If you happen to have a bunch of Four Thirds lenses lying around, and your in the market for a new camera, then Olympus has you covered: The new OM-D E-M1 is an SLR-style body which will accept old Four Thirds lenses, as well as new Micro Four Thirds lenses. And more importantly, they actually work, and focus at a decent speed.
The styling on this thing is amazing – like somebody went beck to the 1980s armed with the manufacturing knowhow of the present day – stealth angles and black slabs are the order of the day here. Inside there’s a 16MP Micro Four Thirds sensor (half the size of a 35mm film frame) with a maximum sensitivity of ISO 25,600, 5-axis image stabilisation (who knows what the fifth dimension is here?), million-dot touch-screen LCD and some impressively knurled knobs and dials.

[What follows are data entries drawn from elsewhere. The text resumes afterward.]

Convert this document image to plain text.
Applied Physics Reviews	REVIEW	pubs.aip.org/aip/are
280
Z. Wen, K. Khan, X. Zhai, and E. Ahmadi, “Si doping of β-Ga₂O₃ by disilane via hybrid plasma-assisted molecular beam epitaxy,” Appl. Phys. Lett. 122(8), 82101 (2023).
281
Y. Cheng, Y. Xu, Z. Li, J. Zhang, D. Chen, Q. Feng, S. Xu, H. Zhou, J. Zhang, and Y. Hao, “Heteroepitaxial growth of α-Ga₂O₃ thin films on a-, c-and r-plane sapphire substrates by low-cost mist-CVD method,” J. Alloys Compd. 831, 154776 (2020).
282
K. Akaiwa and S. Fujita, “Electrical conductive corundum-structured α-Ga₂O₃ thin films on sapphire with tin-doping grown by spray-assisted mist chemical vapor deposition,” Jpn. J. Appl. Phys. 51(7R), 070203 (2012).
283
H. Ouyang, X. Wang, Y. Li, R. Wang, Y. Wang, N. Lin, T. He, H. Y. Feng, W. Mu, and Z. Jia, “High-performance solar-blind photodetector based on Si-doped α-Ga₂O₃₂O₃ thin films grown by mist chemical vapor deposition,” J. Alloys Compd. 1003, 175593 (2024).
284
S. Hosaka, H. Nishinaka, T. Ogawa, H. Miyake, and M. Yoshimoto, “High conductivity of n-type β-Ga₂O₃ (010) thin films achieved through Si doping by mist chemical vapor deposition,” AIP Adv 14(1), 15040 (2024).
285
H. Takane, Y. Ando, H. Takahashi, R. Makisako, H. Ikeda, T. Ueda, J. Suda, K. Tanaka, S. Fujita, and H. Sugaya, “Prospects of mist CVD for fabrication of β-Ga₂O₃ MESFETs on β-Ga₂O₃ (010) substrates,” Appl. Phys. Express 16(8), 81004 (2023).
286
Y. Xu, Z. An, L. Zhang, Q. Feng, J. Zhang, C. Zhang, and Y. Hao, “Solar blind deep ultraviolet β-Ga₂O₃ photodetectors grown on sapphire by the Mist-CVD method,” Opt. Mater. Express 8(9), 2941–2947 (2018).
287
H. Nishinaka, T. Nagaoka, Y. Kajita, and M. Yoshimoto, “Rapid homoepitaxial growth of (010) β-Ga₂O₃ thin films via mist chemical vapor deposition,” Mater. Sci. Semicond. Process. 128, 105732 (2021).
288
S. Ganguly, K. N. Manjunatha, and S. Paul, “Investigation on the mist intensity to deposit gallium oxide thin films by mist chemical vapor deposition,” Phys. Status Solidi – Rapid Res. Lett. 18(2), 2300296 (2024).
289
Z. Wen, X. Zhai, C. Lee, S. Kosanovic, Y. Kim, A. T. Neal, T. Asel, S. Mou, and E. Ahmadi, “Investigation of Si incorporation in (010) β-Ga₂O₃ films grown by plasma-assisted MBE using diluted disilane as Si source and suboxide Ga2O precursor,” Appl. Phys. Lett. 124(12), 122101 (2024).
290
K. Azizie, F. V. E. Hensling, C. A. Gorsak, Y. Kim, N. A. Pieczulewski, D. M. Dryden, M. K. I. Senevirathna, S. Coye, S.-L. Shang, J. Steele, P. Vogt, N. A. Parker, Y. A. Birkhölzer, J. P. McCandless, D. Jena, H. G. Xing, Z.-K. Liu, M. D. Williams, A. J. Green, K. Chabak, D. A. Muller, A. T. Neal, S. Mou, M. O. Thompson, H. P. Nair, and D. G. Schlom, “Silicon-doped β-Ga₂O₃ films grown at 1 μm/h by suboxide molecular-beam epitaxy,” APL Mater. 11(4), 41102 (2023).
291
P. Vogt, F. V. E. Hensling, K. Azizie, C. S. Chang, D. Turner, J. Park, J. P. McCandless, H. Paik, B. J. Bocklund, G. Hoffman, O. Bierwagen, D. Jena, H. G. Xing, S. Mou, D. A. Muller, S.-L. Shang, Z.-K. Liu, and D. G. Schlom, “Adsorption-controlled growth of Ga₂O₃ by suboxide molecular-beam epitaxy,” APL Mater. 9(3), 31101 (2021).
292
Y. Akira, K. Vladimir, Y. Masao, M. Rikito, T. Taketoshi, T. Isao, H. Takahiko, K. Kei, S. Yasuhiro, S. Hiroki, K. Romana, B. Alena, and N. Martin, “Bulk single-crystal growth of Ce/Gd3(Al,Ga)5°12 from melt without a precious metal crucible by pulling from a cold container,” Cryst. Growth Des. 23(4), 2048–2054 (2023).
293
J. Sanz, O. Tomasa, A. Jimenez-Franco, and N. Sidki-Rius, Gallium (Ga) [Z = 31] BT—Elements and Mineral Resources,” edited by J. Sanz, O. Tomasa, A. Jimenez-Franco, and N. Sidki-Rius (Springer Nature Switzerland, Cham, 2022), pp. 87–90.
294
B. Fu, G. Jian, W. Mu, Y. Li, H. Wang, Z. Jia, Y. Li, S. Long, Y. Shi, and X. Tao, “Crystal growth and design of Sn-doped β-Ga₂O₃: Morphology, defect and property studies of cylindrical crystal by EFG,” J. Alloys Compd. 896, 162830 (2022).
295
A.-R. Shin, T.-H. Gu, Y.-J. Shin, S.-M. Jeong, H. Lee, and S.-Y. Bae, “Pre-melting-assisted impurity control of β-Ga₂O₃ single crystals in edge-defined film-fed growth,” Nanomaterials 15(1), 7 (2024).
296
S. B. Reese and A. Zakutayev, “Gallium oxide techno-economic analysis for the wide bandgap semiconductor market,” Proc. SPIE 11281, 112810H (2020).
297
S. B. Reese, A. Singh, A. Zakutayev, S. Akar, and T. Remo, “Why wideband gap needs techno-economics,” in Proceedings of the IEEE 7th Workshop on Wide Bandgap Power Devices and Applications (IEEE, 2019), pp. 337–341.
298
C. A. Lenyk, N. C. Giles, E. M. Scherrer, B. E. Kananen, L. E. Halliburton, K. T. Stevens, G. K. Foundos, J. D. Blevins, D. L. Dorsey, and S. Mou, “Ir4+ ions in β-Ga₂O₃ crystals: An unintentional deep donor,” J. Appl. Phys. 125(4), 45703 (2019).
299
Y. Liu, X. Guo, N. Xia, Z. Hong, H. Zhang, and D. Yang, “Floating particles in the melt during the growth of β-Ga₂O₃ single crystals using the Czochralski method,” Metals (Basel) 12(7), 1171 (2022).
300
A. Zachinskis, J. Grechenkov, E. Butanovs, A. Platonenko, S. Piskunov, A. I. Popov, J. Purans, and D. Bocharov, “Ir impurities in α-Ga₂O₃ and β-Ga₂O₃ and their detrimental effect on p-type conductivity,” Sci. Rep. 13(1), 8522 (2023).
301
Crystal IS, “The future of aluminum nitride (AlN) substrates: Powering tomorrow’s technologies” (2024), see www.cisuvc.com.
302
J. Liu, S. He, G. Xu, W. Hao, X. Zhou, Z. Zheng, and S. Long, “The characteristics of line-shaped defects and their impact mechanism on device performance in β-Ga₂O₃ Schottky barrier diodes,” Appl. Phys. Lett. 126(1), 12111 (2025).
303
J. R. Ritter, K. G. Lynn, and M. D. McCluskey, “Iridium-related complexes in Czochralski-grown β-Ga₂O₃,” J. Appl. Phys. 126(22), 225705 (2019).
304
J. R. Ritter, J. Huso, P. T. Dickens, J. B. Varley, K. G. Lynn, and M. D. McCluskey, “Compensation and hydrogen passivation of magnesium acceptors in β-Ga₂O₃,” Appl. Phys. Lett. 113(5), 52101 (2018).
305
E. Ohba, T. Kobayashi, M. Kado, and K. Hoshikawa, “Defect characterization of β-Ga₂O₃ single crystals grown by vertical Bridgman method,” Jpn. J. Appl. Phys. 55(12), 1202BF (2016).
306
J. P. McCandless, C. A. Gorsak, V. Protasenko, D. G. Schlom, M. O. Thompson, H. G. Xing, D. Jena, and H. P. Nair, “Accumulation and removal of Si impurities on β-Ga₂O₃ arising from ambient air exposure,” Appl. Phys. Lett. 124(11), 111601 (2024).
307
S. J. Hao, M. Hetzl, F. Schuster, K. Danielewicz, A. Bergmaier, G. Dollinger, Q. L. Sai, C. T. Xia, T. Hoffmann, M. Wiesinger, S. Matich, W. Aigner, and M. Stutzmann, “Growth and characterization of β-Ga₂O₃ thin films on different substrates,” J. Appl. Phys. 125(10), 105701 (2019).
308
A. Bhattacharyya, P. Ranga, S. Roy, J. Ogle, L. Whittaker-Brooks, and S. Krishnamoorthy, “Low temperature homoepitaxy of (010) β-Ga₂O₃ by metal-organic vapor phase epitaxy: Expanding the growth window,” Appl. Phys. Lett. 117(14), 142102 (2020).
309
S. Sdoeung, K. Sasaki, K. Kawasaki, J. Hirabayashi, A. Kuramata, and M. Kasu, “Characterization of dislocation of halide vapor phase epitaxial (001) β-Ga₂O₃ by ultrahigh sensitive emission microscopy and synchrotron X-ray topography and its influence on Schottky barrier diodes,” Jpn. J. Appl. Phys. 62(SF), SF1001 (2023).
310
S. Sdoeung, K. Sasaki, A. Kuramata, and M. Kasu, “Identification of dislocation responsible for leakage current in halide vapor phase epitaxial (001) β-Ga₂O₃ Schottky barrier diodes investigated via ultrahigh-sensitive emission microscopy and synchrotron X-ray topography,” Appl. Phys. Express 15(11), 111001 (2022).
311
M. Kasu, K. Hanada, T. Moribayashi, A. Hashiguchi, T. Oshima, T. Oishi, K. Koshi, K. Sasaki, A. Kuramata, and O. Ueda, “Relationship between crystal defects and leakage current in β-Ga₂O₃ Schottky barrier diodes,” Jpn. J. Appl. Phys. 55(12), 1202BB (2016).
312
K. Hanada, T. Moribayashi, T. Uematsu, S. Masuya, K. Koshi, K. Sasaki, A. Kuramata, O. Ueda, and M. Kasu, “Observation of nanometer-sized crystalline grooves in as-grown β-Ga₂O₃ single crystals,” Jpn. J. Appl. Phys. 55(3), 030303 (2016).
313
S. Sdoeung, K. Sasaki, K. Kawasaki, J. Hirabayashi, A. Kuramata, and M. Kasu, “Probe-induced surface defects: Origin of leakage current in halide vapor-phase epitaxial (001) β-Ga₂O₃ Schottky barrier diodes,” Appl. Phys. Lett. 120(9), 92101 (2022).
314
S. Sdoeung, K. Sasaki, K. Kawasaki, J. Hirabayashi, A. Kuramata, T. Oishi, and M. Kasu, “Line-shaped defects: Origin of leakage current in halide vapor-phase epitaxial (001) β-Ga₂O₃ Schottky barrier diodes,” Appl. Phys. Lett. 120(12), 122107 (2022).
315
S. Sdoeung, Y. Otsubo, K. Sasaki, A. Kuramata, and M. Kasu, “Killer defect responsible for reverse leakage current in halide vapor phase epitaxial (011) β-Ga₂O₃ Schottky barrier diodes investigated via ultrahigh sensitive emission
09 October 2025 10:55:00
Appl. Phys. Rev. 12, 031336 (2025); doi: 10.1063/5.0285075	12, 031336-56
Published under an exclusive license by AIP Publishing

But the important bit here – for legacy lens owners at least, is the on-chip phase autofocus, letting you use the larger Four Thirds lenses (the Four Thirds spec is mostly the same as Micro Four Thirds, with the latter ditching the requirement for a mirror-box, making for smaller bodies and lenses).
Because Four Thirds lenses were designed to be used on SLRs, the lenses work with phase-detection AF. Many new mirrorless cameras are now putting phase-detection onto the chip itself (for speed), and the new E-M1 does this too, letting you use these older lenses.
To be honest, though, this camera is worth its $1,400 price tag just for looking totally badass.